To (legally) take a life: the true north of the morality compass It’s a terrifying consideration, but it’s one that countless of us have detailed in our imaginations, especially with the constant barrage of violence in the news: if someone was attacking you, your family, or your property, what would you do? Do you have what it takes to take a life? If that train of thought has never crossed your mind, take a second to think it over. It’s dark and you hear the indisputable noises of an intruder. If you have a gun, do you take it out, take off the safety, and prepare to fire? If you don’t have a gun, do you grab a blunt object? Do you hide? Do you grab your phone? Or do you hit your knees and pray to whatever you believe in that you and your family will live to see the sun again? Maybe it’s some combination of all of the above. Colorado law, originally enacted in 1985 and commonly known as the “make my day” law, allows for homeowners to use deadly force, reasonably, against intruders that pose an imminent danger to the life and wellbeing of the individual. Recently, an extension of this law to businesses — dubbed “make my day better” — was turned down in Colorado state legislature because the impetus for the bill is property rather than life.
The most intriguing aspect of this entire scenario is what happens if — and sadly, in some cases, when — you’re forced to take the life of another, even if the state law supports these actions.
Of course, there are always stipulations and questions of reasonability within the courts since the “reasonable” being is highly debated and never quite defined in law.
A&E debuted a new series last November, Panic 9-1-1, taking the terrifying situations of self-defense into a new reality by airing the phone calls people make to 9-1-1 with the caller narrating the situation. The commoditization of fear and violence in our culture only further complicates rationality and reasonability in how we address these situations first-hand or through observation.
The morality compass of our collective culture dictates that to take another human life is wrong. The splitting of hairs and polarization comes into play with definitions and circumstances, but let’s put that aside for a moment and explore the implications and ensuing moral and ethical conflicts.
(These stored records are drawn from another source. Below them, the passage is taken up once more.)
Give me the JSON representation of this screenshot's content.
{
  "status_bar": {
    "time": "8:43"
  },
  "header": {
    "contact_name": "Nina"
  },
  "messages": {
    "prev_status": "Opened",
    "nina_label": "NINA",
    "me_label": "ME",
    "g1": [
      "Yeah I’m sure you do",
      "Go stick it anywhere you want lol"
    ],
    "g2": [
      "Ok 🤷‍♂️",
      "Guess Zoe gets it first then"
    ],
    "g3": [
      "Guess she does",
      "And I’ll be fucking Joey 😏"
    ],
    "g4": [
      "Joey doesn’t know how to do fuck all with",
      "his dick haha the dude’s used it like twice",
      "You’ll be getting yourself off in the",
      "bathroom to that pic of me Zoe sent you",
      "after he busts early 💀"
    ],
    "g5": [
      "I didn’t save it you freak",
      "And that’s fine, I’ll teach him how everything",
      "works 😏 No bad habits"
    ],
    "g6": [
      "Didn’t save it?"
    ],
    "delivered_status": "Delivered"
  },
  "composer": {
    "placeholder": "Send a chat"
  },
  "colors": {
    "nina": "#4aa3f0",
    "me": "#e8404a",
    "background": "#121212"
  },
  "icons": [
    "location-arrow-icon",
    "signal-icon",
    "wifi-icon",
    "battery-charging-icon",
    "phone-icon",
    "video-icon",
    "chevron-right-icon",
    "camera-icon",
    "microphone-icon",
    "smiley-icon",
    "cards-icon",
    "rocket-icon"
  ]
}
Ethics and morals — yet another finicky definition with much dispute — are typically used interchangeably but are actually quite different. Morals, from the Latin mos — meaning norms or rules — speak more to individual choices, oftentimes formed out of deep-rooted philosophical beliefs and stem from choices of how to address a concern and the consistency of its application, whereas ethics derive from the Greek ethos — a term loosely defined as “character” or “credibility” — and serve to explore the rationale or reasonability of a situation.
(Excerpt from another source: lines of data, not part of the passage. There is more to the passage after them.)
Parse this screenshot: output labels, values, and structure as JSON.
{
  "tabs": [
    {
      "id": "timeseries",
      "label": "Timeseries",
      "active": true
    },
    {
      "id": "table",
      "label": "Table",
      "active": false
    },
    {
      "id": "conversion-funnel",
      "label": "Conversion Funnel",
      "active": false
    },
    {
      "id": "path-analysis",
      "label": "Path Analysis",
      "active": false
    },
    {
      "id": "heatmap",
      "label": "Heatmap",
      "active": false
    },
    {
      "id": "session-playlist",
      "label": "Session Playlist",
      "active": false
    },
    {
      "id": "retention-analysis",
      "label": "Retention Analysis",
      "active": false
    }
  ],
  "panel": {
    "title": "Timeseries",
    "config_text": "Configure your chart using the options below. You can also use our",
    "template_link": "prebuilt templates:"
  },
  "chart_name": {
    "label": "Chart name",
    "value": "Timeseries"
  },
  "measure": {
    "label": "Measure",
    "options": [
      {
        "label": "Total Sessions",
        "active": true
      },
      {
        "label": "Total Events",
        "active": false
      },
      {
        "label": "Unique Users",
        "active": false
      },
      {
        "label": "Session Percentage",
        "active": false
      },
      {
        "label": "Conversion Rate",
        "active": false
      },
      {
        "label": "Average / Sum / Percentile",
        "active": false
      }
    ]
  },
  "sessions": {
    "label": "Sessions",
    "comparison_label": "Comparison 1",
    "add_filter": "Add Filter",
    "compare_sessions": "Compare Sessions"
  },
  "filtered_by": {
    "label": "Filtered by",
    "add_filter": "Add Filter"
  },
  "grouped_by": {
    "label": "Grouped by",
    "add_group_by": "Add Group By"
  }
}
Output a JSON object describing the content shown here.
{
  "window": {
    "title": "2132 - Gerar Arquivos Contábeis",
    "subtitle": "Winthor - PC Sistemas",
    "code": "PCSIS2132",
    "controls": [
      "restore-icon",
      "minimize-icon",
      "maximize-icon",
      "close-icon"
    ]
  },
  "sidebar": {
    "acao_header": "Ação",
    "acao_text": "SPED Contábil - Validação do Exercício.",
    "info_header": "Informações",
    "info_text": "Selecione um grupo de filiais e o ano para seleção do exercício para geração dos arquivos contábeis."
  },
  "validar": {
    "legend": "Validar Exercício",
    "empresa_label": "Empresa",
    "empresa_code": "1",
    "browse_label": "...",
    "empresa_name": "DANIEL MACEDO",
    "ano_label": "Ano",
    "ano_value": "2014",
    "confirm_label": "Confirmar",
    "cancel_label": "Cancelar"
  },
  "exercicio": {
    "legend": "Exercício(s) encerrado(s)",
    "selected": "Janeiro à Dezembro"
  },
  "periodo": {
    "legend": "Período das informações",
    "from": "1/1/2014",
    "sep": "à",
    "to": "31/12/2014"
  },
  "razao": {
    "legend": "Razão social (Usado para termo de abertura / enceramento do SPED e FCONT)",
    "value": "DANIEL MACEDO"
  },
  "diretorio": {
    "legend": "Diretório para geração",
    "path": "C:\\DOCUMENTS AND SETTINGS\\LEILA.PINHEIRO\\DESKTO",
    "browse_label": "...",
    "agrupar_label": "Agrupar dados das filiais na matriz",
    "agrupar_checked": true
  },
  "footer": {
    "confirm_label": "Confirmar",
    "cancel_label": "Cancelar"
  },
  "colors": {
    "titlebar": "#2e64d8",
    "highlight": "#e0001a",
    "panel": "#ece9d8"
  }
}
So the decision to take a human life becomes incredibly muddled because on the broad surface, morality would dictate that in all circumstances murder is wrong, but moral philosophers would investigate and scrutinize the individual situations and the lack of consistency in adjudication for what is sweepingly defined as “wrong.” Ethics then come into play and rationalize situations, eliminating the formulaic tendencies of moral law.
This may or may not serve as some sort of solace, because when it comes down to it, everything we do is a choice, even if it is a choice to protect ourselves at the expense of others.
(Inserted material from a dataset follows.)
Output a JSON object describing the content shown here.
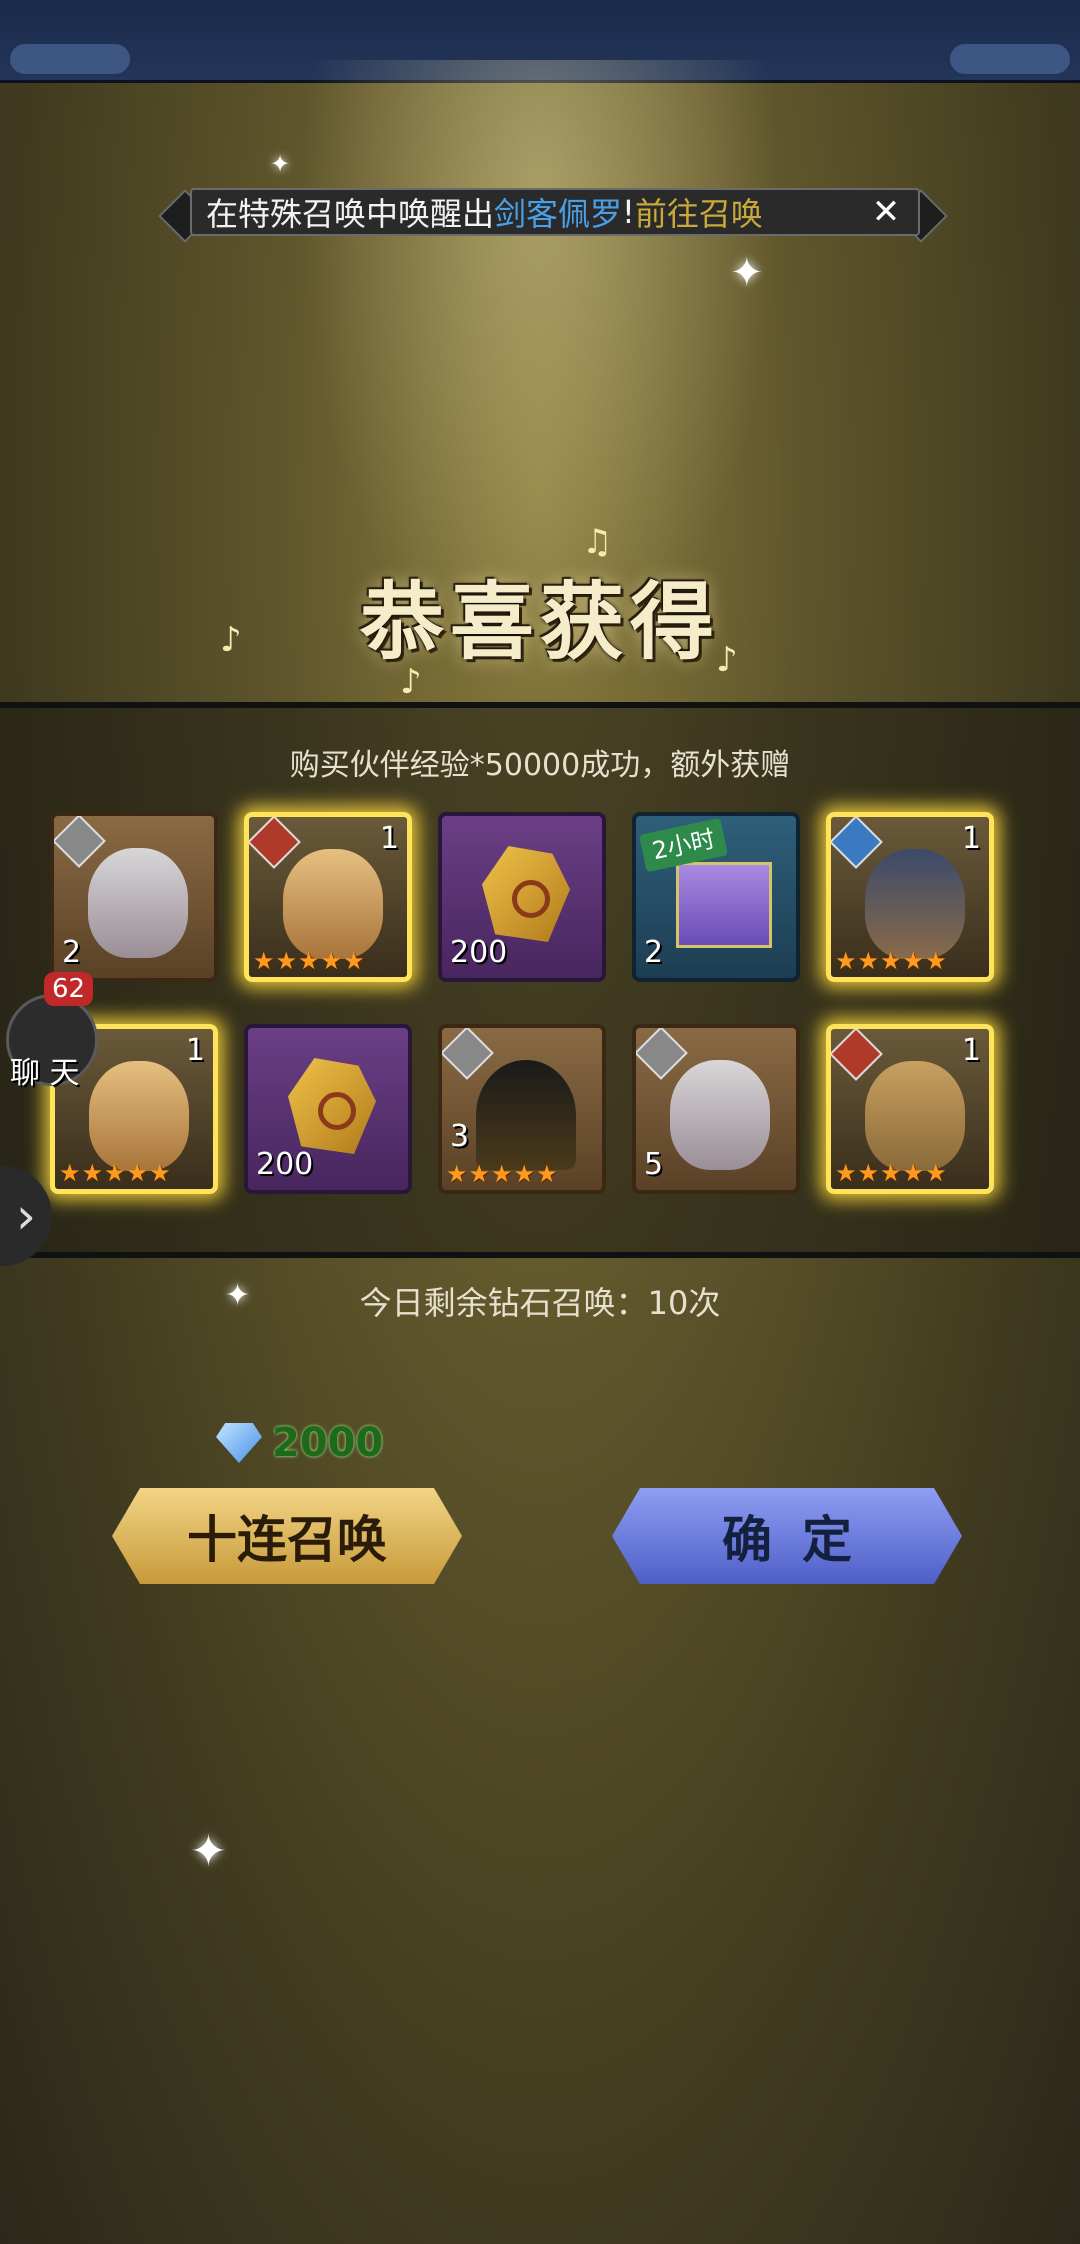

To cope with the choice to sacrifice the life of someone to save yourself is hard to stomach. Psychologists research the effects of war and other traumatic events on the human psyche, pointing to the coping mechanisms to understand and accept that killing another human may very well be a byproduct of duty.
The tremendous difficulties soldiers face upon their return home can only be comparable on the small scale of killing born from obligation.
But what these studies have in common is the guilt of survival. Survivor’s guilt is a concept noted in survivor’s of the Holocaust — as represented in the film Sophie’s Choice — and is transferred to many situations where a person feels unworthy or undeserving of a situation, oftentimes resenting others for their place in life.
In many situations where an individual is confronted with the choice to kill or be killed, and they choose the former, guilt for living through the situation develops as well as a resentment for the deceased whose actions caused them to make that choice.
It’s all too easy to imagine and suppose the outcome of a potential situation, but to carry out those actions and then cope with it, with the conflicting morals and ethics, the disturbances to daily routines, and the minute adjustments to life that ripple outward forever is what is, perhaps, the most disturbing piece to this entire discussion of gun control and munitions regulations.
It’s the human aspect that’s all too often left out of the debate.